The Lone Ranger, by conspicuously marginalizing its female characters presents a more accurate portrayal of the way women were actually treated in the Old West. Furthermore, it makes us aware of the many ways women are still treated poorly today. Would it have been nice to see more nuanced female characters in this film? Sure. But this isn’t a film about nuanced characters. It’s a film aiming to awaken us to injustices in the world, and often the best way to do that is to slap us with bold, disheartening exaggerations of the truth. The way women are treated in this film is striking.
Finally, The Lone Ranger accomplished something few films do – it both supported and enriched my faith in Christ.
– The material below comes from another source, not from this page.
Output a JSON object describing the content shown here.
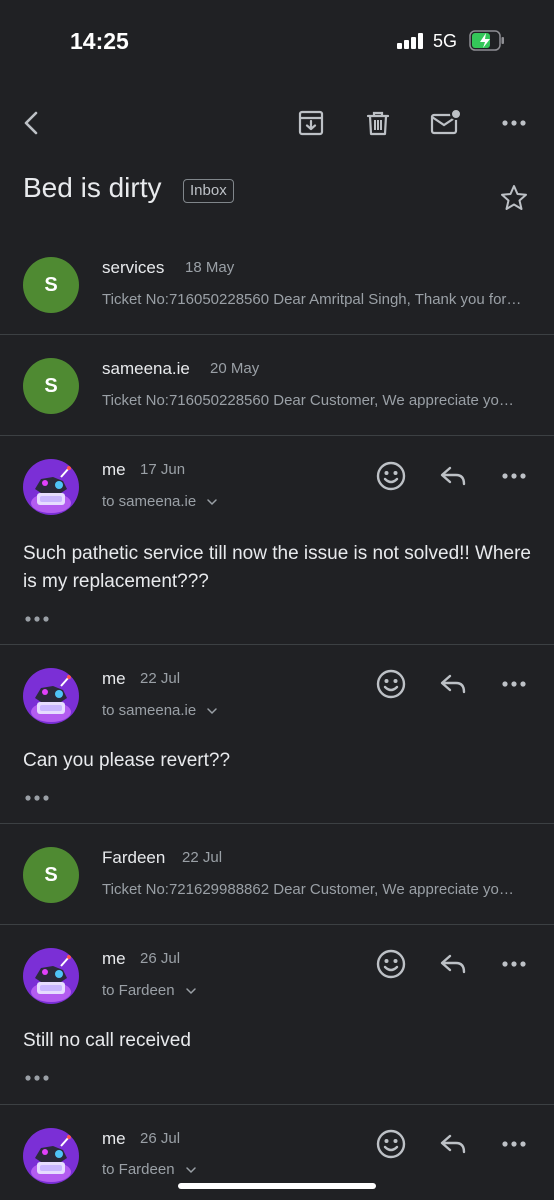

Repeated throughout the film is the intonation that, due to the way the villains are abusing the people and the land they live on, “nature is out of balance.” Man’s evil and nature’s unbalance is demonstrated a variety of ways, but most shockingly, it is symbolized by cannibalism. One man literally eats the flesh of another, and, as a sort of response, some animals eat their own kind.
I appreciate the implication that man’s sin spreads out into the rest of creation, infecting all. By implication, when all things are made right amongst humanity (and that doesn’t happen in this movie), nature will be put back into balance as well. Indeed, nature in The Lone Ranger seems to long for that resolution. This is the very pattern we see in the Bible.
On the Sunday morning following my viewing of The Lone Ranger, the experience of seeing sin depicted as one man eating the flesh of another came back to me as we prepared to take Communion in church. In The Lone Ranger‘s cinematic lament, I had just watched evil men consume all others in their greed for more power. Suddenly, there I was, holding the body and blood of another man, and the man himself was inviting me to eat. It was as if Jesus was saying, “Consume me instead of each other.”
We expected the Lone Ranger to support the status quo like he’s always done. Instead, he unsettles us, forcing us to reflect on the ways those in power have abused weaker peoples in the past, how we have baptized those abuses in cultural myth, and how we might be continuing to do those same things today. The Lone Ranger isn’t what we expected at all.
If you are fortunate enough to catch this film before it disappears from theaters, you might find yourself asking as you walk out of the theater, “Who was that masked man anyway?” Whoever he is, he is much more than I ever anticipated he could be.